Comment Re:Libertarian nirvana (Score 1) 534
OK fine, but why mislabel it? In the Progressive movement, the state acts as a counter-balance to firms.
You're not getting it: I'm not mislabeling it. This is what Hitler promised (direct quote) in order to get elected:
we are enemies of today’s capitalistic economic system for the exploitation of the economically weak, with its unfair salaries, with its unseemly evaluation of a human being according to wealth and property instead of responsibility and performance
Here is what Hitler said about America:
I don't see much future for the Americans
... it's a decayed country. And they have their racial problem, and the problem of social inequalities
That could come straight from Hillary or Obama or any other modern progressive. I doubt anybody who voted for him wanted to murder millions of Jews or fight a hopeless war; that happens later, when these people are at risk of losing power because they inevitably utterly fail to deliver what they promise and instead end up just wrecking the economy.

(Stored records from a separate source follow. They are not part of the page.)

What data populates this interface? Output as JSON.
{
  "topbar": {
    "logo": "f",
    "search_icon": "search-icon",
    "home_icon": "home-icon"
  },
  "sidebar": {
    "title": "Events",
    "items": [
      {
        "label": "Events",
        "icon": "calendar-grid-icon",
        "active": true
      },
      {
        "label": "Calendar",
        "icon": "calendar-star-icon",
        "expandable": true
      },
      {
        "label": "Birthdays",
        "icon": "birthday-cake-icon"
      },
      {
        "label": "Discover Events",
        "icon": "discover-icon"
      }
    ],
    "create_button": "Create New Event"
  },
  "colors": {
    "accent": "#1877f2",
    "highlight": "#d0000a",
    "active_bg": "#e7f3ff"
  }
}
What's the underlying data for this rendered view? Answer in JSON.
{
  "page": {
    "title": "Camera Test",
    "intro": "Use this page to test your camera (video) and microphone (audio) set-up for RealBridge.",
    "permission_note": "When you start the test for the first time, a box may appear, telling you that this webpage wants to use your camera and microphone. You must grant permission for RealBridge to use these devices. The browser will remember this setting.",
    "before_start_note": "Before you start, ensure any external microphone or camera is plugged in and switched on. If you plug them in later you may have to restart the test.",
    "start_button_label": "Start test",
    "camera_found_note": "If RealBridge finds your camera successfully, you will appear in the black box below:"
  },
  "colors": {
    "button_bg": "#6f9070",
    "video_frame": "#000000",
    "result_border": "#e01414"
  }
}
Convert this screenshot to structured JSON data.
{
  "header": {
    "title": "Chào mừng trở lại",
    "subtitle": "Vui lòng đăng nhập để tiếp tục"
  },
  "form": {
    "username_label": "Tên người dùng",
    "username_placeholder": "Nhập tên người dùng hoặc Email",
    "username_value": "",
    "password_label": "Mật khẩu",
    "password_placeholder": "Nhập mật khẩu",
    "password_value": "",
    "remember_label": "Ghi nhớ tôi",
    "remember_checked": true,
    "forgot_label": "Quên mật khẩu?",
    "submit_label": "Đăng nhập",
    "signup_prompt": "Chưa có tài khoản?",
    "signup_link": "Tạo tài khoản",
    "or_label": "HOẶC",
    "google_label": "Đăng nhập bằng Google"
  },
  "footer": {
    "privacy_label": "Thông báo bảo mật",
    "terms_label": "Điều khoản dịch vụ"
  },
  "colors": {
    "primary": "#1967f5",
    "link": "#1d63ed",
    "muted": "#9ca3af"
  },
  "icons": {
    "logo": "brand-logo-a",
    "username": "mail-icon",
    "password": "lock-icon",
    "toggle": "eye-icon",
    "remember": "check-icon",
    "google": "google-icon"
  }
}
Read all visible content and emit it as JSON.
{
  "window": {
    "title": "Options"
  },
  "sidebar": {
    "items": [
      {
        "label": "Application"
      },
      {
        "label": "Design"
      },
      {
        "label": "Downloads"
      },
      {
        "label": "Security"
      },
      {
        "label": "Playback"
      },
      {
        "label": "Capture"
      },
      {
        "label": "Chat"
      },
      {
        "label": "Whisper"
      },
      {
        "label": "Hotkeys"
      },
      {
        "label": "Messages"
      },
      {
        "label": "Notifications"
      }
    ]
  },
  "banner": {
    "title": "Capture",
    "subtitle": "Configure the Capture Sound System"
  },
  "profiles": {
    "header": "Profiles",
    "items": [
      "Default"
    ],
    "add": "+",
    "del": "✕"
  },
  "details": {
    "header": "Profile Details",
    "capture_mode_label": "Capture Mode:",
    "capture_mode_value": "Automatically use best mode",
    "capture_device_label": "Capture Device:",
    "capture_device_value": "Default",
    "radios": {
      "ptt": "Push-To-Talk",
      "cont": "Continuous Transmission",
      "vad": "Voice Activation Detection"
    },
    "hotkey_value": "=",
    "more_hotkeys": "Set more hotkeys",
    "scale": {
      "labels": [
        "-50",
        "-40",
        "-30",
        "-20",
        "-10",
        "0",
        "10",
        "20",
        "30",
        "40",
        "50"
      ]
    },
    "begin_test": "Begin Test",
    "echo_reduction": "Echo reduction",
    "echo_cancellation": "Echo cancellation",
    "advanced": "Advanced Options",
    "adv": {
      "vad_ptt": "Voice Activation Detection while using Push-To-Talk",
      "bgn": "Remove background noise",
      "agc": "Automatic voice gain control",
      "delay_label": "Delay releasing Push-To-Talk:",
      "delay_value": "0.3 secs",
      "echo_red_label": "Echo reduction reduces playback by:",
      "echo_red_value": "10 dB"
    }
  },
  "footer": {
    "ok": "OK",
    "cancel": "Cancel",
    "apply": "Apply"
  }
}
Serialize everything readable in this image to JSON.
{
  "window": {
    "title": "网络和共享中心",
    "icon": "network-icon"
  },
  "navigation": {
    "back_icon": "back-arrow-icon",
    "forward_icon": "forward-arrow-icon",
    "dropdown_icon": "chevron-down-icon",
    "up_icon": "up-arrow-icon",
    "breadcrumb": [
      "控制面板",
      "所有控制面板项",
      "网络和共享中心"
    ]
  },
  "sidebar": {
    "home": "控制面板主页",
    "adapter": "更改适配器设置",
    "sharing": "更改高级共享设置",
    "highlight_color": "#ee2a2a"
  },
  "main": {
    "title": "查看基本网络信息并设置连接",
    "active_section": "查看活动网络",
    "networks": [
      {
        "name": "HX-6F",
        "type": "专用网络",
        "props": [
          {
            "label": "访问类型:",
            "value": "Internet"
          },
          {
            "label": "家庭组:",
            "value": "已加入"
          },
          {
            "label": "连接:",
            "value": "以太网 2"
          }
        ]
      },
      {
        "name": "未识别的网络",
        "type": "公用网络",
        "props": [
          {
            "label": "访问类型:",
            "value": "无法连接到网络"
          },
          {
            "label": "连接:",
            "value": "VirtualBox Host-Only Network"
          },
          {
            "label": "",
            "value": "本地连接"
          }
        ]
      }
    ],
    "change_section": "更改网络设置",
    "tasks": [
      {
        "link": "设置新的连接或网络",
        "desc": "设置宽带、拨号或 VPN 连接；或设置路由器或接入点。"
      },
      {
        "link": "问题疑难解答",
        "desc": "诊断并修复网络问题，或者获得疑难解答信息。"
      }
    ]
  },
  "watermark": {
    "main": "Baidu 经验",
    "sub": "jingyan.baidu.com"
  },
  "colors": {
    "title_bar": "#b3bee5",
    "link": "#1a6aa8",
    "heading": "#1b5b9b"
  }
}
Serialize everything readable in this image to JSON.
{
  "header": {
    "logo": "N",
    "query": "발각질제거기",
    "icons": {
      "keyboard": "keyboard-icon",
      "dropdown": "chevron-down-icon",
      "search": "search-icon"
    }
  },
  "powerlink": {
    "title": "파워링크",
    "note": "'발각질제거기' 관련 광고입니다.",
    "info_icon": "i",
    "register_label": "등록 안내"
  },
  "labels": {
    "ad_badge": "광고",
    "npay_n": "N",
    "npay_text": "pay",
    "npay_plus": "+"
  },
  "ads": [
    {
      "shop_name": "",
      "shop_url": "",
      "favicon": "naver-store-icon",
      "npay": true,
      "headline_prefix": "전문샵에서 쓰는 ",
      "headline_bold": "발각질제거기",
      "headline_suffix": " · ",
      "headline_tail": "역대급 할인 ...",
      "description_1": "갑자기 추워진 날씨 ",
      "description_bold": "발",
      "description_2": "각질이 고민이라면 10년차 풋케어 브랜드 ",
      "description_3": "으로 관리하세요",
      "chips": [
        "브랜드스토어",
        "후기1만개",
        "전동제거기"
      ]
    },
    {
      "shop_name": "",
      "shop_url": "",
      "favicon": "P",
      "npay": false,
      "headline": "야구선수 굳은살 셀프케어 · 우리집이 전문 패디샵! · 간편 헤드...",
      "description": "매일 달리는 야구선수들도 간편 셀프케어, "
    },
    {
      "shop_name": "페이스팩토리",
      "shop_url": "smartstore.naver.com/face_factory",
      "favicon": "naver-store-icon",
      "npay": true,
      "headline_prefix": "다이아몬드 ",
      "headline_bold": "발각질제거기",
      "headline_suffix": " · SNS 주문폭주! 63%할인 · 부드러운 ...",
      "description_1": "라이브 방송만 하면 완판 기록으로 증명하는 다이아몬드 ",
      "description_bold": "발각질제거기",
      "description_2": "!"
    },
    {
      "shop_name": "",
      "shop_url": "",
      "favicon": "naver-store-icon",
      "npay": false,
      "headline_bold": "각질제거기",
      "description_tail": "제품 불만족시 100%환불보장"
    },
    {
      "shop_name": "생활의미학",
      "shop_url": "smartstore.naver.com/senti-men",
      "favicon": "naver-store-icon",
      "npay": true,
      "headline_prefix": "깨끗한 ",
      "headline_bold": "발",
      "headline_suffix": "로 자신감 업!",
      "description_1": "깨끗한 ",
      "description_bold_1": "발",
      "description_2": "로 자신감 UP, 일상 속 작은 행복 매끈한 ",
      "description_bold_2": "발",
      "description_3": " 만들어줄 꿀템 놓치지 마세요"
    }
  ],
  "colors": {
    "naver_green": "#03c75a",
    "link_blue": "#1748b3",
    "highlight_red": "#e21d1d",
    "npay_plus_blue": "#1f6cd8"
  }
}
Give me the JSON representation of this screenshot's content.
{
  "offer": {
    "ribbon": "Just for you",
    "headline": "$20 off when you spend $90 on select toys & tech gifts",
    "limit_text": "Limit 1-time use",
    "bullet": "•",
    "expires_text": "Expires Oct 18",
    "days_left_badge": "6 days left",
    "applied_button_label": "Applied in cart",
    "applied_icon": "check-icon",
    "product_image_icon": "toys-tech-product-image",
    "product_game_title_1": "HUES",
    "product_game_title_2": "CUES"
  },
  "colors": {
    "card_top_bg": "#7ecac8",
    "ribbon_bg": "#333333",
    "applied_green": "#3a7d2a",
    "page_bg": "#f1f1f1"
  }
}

Letting the firms do anything because somebody told you they would ride in on rainbow-colored unicorns if you did that?
Libertarians don't want to "let firms do anything"; there is a minimum level of regulation that is necessary, but we are far beyond that. Furthermore, regulation often protects firms from liability and competition, and that is exactly why companies get away with murder today. We need to get tough on companies, and that means generally: no subsidies, no exemption from liability due to regulation, and no artificial monopolies, exactly the opposite of what progressives actually do.
Even worse, we are at a stage now where Democrats propose bad regulations in order to fix problems that were caused by bad regulations in the first place. When that sort of thing goes unchecked for too long, it spirals out of control until the economy collapses entirely, and usually democracy with it.